TC3 → Stan Brown → Statistics → Ch 3 Lecture Notes
revised 10 Jun 2010 (What’s New?)

Chapter 3 Lecture Notes

Copyright © 2008–2010 by Stan Brown, Oak Road Systems

Overview: This chapter is almost all about quantitative data, with numerical measures of shape, center, spread, outliers.
Handouts: 

Reminder: Sleep Lab (Staple it!)

General advice on formulas: The book has a lot, but your TI-84/84 does almost all the work for you. Look at a formula so that you understand what it’s telling you, but don’t memorize it and don’t use it in computations.

3.1  Measures of Central Tendency

107 define parameter and statistic

bottom of page: typo (m for μ)

108 definition of mean, with ∑ notation

computing: use Web page, Sample Statistics on TI-83/84

practice: Example 1 (use TI-83)

109 rounding of mean — 1 decimal place more than raw data

(b) and (c) at top show taking a simple random sample and computing sample mean : mean of a sample will vary from mean of the population.

mean as center of gravity of histogram

110 definition of median (see Ex 3 page 111, using TI-83)

111 definition of mode (can have one, or none, or more than one)

112 qualitative data can have mode, but not mean or median

113 shape of distribution; median is resistant (meaning that it’s not affected by a change in one or two extreme values)

factoid (not on the quiz): mean–mode ≈ 3(mean–median) for mildly skewed unimodal data (Pearson)

think twice before reporting a mean for skewed data — why?

116 try review 3,4,7,10

3.2  Measures of Dispersion

Why do we care? Because more dispersion means less consistency and predictability.

124 2 histograms, same center but different scatter

definition of range

125 problem: range is not resistant

solution: variance (briefly discuss formula. Why does ∑(x-) = 0 ?)

127 problem with variance: units

129 solution: standard deviation

127–8 sample variance & s.d. versus population variance & s.d. — degrees of freedom

130 on TI: same example from page 108 — you must pick the correct s.d.
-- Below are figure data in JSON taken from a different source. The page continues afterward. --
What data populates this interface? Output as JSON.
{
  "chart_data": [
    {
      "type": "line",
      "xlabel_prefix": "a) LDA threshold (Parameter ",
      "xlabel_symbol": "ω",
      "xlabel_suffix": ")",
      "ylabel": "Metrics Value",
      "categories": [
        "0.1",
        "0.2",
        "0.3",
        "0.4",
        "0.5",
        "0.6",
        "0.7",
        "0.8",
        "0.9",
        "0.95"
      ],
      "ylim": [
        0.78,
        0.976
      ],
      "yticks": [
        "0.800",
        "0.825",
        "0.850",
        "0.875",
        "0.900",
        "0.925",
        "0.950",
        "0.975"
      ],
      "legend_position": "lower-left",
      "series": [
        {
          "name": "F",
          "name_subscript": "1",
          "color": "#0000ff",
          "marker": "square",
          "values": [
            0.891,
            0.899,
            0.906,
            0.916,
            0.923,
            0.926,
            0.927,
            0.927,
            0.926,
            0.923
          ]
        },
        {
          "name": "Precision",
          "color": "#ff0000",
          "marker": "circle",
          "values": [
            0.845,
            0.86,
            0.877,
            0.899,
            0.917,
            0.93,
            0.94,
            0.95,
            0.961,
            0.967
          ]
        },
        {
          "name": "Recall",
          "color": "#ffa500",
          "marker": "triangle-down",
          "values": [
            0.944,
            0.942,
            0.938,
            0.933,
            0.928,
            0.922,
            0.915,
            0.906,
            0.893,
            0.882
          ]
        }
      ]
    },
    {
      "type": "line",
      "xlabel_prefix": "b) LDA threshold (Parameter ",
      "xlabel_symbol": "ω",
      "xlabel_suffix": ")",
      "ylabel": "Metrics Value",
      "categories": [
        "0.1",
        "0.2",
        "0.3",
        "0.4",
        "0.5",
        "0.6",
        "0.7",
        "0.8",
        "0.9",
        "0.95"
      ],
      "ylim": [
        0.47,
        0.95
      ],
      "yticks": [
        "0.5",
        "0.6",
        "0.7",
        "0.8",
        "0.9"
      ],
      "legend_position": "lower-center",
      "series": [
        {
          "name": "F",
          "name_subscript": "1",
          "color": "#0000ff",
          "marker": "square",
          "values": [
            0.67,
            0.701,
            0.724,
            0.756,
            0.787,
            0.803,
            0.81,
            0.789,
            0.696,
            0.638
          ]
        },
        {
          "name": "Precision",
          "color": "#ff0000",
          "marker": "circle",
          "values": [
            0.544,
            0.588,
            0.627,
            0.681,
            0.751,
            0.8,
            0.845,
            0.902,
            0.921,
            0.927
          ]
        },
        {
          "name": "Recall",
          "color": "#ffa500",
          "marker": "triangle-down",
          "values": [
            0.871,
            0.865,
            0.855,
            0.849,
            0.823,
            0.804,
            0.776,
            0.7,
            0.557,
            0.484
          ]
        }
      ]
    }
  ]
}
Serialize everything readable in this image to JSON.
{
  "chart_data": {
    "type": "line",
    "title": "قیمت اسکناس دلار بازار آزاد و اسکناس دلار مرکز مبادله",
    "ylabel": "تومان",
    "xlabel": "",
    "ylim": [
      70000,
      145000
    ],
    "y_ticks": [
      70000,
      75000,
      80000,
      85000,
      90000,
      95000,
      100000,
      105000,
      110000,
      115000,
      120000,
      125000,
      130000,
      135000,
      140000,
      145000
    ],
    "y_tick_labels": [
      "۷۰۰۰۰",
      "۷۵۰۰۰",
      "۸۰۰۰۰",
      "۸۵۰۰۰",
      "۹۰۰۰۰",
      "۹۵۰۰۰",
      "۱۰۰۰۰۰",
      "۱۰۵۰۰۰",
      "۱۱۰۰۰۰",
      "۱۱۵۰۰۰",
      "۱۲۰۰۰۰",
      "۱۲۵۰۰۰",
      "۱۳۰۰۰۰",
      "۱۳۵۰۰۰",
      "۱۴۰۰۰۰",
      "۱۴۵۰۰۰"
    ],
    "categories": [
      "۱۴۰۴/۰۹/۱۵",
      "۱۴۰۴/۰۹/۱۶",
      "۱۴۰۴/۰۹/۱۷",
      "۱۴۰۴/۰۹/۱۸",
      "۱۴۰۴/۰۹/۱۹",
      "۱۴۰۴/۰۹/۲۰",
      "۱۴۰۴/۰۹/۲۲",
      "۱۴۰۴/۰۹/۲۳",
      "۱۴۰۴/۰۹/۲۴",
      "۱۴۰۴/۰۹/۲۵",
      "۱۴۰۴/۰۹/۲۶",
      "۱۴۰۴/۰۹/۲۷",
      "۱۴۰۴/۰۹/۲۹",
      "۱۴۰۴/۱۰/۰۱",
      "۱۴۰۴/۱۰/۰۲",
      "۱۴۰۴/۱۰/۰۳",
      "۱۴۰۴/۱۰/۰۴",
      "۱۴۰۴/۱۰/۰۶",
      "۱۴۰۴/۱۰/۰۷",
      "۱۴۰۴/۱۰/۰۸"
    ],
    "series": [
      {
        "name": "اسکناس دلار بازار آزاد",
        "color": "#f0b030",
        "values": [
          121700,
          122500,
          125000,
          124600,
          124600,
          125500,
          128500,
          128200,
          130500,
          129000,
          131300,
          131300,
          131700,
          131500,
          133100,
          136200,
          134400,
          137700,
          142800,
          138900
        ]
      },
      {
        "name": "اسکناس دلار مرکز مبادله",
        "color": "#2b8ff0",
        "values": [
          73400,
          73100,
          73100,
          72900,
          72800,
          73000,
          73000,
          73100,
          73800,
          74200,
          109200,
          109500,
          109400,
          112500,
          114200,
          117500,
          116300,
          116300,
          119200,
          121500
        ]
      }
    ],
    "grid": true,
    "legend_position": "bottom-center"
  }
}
computing s.d.: use Web page, Sample Statistics on TI-83/84

round s.d. to 1 decimal place more than raw data

130 same means, different s.d. — what’s it matter? (examples: stock performance, wait times)

131 Empirical Rule a/k/a 68–95–99.7 Rule for bell-shaped distributions only

132 Example 8 (on your own)

133 skip Chebyshev’s Inequality — universally applicable but less precise

  optional extra: shape also has numerical measures — see Measures of Shape: Skewness and Kurtosis for theory and use MATH200B Program part 1 for computations

134 try review 3,7,8

3.4  Measures of Position

149–50 z-scores a/k/a standard scores compare apples and oranges successfully by transforming data to μ=0, σ=1

151–3 percentile: generalization of median, divides lower k% from upper (100–k)%

Examples 2,3

(Different authors compute %iles in slightly different ways; see Web site under Handouts—Chapter 3 if interested.)

Caution: Finding the data value at a given %ile (page 151) is different from finding the %ile rank of a given data value (page 153).

154 quartiles: Q1=P25, Q3=P75; what’s Q2?

TI gives quartiles (may differ slightly from textbook)

155 IQR = Q3−Q1 is resistant, unlike range, variance, s.d

definition: An outlier is a value that is separated from the other data values. It could be unusual and interesting data or a mistake.

155 Your book uses “fences” to decide whether a data point is an outlier: anything outside the bounds of Q1–1.5×IQR to Q3+1.5×IQR. You need not memorize the formulas. Do it the easier way: make a boxplot using MATH200A Program part 2.

156 try review 4,5

3.5  Five-Number Summary

159 what’s in the five-number summary?

(TI can do it for you)

161 boxplot procedure — use MATH200A Program part 2

161–62 do Example 3 on your calculator, using data from page 160 Example 1

note outlier

164 try review 1

3.3  Grouped Data

142 applicable to discrete or continuous data

approximations only, but usually quite good (better for larger data sets)

discuss formulas briefly

143 example using TI for mean, s.d., variance

Class midpoint (a/k/a class mark): use book method or equivalent method of (lower bound) + ½(class width).

144 weighted mean (ex: GPA) — weights replace frequencies

ex: three cars get 20 mpg, two get 22 mpg, one gets 24 mpg; does = 22?

144 variance and s.d. for grouped data — briefly discuss formula

Five-number summary and boxplot for grouped data are not meaningful because you need the actual data, not the class midpoints.